Not all invasive species are so benign. Wildlife officials have worked for years to keep the invasive Asian carp from entering the Great Lakes via the Mississippi River, as an Asian carp population would expand so quickly it could devastate the $7-billion Great Lakes fishing industry

"It's very sobering," Marc Gaden, spokesman for the Great Lakes Fishery Commission told the Associated Press. "Lake Erie is one of the most productive inland fisheries in the world. It wouldn't be as valuable by any stretch of the imagination if one out of every three pounds of fish were Asian carp."

In places where an invasive species is established, however, some creative entrepreneurs still find ways to work with them. The founder Angie Wu of Two Rivers Fisheries told The Wall Street Journal her inspiration came after she read an article calling the proliferation of Asian carp a "disaster." Knowing most Chinese consider the fish delicious, she effectively markets the catch as a scrumptious "Kentucky white fish" in China.  
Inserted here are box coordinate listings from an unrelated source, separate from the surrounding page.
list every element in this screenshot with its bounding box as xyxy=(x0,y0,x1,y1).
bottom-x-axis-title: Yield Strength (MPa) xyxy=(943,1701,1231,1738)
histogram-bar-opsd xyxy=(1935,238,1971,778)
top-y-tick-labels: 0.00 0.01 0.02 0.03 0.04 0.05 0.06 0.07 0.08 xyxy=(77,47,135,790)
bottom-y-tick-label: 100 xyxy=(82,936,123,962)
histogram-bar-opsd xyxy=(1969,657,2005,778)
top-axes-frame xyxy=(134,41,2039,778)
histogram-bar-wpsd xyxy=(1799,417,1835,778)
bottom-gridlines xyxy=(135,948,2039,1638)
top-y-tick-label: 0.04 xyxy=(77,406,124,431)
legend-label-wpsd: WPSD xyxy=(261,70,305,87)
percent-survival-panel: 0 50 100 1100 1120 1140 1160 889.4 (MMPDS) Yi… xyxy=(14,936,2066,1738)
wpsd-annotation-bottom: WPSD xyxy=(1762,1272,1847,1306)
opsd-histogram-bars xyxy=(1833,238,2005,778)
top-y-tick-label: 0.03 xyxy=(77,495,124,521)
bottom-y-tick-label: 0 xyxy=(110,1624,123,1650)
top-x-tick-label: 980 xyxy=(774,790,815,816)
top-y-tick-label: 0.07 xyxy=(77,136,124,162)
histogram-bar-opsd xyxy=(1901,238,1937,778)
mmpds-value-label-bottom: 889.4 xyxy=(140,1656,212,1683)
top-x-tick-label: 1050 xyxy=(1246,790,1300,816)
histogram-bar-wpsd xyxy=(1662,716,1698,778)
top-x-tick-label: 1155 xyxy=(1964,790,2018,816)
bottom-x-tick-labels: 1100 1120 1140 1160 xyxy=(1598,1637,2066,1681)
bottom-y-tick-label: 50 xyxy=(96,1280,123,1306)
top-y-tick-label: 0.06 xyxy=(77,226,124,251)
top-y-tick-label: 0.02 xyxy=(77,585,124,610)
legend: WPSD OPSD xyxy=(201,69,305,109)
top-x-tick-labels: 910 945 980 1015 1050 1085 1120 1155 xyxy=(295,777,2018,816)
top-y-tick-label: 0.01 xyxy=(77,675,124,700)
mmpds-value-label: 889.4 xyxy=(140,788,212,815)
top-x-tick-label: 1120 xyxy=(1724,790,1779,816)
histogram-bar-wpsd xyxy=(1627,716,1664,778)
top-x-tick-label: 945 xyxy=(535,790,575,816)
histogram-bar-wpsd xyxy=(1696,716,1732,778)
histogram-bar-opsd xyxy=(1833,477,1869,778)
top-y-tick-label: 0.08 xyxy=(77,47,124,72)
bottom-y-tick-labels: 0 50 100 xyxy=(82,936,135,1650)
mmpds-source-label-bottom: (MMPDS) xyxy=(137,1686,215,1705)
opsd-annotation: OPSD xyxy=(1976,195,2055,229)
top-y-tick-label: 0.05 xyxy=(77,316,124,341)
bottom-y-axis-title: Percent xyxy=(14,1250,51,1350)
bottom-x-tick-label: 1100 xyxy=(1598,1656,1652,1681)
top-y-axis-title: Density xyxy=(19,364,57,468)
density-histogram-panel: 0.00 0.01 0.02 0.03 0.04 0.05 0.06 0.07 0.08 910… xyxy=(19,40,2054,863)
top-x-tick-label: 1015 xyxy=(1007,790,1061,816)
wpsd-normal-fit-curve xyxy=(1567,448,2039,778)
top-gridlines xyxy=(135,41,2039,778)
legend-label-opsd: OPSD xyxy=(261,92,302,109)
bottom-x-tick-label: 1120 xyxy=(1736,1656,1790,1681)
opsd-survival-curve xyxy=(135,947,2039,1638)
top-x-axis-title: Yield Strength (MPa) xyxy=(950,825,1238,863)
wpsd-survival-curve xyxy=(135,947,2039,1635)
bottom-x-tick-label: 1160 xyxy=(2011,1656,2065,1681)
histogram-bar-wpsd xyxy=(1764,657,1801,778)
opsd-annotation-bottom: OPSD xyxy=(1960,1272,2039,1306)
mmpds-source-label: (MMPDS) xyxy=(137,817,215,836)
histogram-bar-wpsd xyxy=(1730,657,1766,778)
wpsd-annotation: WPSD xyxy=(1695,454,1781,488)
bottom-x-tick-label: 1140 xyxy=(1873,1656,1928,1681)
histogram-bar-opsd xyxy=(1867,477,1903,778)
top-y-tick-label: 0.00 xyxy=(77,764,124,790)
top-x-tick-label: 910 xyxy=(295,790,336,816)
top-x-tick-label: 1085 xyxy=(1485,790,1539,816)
The company is now catching as many as 15,000 Asian carp daily and shipping them to carp-loving Asians. The company nearly doubled its shipments after opening in 2013 and cannot keep up with demand.

"There's just not enough fishermen to take care of what I need," says Jeff Smith, the company's operations manager. "I want 20,000 to 25,000 a day." 

The opportunism of water snakes, fishermen, and Asian carp marketers demonstrates that not all the impacts of invasive species are equal, and not all are negative.

"I think it’s naïve to say, 'Oh we’re going to get rid of invasive species in the Great Lakes," King says. "The water snake-goby example is a good example of how the impacts might be unexpected."